2. Embryological, according to the labors of Von Baer. While Cuvier, in classification, brought anatomy and morphology to the front, a new system now appears, founded upon development only; the science of embryology. To be accurate, Baer’s conception was not unitary, since it admitted four types: peripheral (radiate), massive (molluscan), longitudinal (articulated), bi-symmetrical (vertebrate). But little by little, the oft-substantiated principle asserted itself and found firm footing among his successors: the animal with the highest organisation passes, during its individual development, through phases which, in less highly evolved beings, are permanent states; or, more briefly, among the higher animals, ontogenesis is a repetition of phylogenesis.
3. Transformist. The boldest partisans of this view, e. g., Haeckel, adopt a rigorously unitary conception: all the innumerable examples of the animal kingdom have issued from one common stock.
In all there is a fundamental trend of the mind towards the idea of original unity. It is unimportant for the moment to examine whether this concept of ideal unity (we might also recall the vegetable ideal of Goethe, and the vertebrate ideal of Richard Owen) is a delusion, or a true apprehension: we shall return to this later, in discussing the objective value of the notions of genus and species ([Chap. V. § vi]). At this point, the subjective psychological process alone is relevant to our purpose.
This review has no pretensions at being even an abridged history of zoölogical classifications.

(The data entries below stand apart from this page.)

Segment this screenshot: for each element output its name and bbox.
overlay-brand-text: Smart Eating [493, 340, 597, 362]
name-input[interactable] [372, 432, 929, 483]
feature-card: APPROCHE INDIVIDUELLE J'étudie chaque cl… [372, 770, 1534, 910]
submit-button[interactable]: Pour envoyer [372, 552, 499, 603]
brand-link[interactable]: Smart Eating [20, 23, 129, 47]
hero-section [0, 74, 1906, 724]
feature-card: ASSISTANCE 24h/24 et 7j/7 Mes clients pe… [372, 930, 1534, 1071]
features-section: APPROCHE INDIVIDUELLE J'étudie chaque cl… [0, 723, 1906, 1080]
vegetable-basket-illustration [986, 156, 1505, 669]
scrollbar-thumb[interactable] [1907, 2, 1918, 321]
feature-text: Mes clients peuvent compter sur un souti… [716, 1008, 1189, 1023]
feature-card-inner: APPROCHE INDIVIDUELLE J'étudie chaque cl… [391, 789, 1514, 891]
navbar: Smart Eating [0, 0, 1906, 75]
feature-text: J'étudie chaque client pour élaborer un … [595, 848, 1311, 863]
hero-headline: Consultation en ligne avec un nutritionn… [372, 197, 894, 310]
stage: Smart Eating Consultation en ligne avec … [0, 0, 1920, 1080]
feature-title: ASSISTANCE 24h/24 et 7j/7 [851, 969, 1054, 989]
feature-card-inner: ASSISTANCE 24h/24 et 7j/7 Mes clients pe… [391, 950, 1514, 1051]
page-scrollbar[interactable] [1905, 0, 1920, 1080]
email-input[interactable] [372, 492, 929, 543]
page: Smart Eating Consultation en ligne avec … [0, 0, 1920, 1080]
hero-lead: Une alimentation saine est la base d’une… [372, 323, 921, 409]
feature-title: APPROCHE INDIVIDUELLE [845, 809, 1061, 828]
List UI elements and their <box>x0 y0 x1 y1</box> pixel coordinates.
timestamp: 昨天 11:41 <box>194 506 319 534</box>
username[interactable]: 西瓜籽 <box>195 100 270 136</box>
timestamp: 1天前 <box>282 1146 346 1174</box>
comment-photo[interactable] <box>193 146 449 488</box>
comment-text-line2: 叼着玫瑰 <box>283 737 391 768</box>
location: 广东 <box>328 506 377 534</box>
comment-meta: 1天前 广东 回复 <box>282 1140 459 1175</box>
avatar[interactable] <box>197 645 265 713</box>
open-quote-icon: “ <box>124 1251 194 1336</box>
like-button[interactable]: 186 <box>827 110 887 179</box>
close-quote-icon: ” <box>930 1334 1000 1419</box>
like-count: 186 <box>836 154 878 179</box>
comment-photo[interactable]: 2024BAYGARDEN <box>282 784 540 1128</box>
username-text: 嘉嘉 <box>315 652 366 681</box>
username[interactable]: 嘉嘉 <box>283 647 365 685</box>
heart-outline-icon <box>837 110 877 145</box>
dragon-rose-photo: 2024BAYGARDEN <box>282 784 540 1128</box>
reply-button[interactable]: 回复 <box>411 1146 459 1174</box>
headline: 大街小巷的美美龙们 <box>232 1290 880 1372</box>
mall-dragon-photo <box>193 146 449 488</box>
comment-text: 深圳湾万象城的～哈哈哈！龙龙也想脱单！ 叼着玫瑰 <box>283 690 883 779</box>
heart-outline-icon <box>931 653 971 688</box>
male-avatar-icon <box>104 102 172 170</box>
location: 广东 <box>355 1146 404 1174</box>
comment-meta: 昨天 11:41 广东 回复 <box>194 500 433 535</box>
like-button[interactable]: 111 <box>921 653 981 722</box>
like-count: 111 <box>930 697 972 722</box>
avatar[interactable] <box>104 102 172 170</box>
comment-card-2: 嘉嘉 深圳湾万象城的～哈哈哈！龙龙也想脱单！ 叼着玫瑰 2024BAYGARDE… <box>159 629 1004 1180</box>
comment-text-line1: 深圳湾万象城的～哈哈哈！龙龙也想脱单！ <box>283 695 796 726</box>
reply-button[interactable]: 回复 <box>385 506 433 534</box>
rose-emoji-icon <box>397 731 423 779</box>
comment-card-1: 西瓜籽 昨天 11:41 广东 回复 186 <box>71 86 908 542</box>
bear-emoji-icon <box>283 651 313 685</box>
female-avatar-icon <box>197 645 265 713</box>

It merely aims at showing by facts, (1) how a hierarchy of concepts is constituted, and in the travail of centuries passes from the period of generic images to the ideal of embryological unity, common to all beings; (2) how the work of dissociation and analysis has always gone on, and multiplied, in quest of similarities more and more difficult to discover—often indeed fragile or dubious—to stop at unity only, the supreme abstraction.
We are now at the threshold of the last period of abstraction, that of complete symbolism, and it is not without interest to note that what passes in the theoretical order has its equivalent in another form of human activity—the practical order—where the mechanism of exchange is again developed by the aid of an ever-increasing substitution. Thus, at the lowest stage, all commercial transactions are reduced to truck, to exchange by barter. The concrete for the concrete is the method of primitive peoples. An immense step is taken when this rudimentary process is succeeded by the employment of precious metals. A substitutory value is taken as the common measure of other values. At the outset, silver and gold, in the form of powder or of small bullion, were weighed out by the contractors for each particular transaction. Next, this inconvenient procedure was replaced by coined money, issued under the control of an officer, or of the social aggregate, thus conferring a general value on the instrument of exchange. Lastly, at a much later period, bills of exchange, bank-notes, and numerous forms of letters of credit, were substituted for gold and silver; so that a sheet of paper worth less than a centime may become the symbol of millions and tens of millions.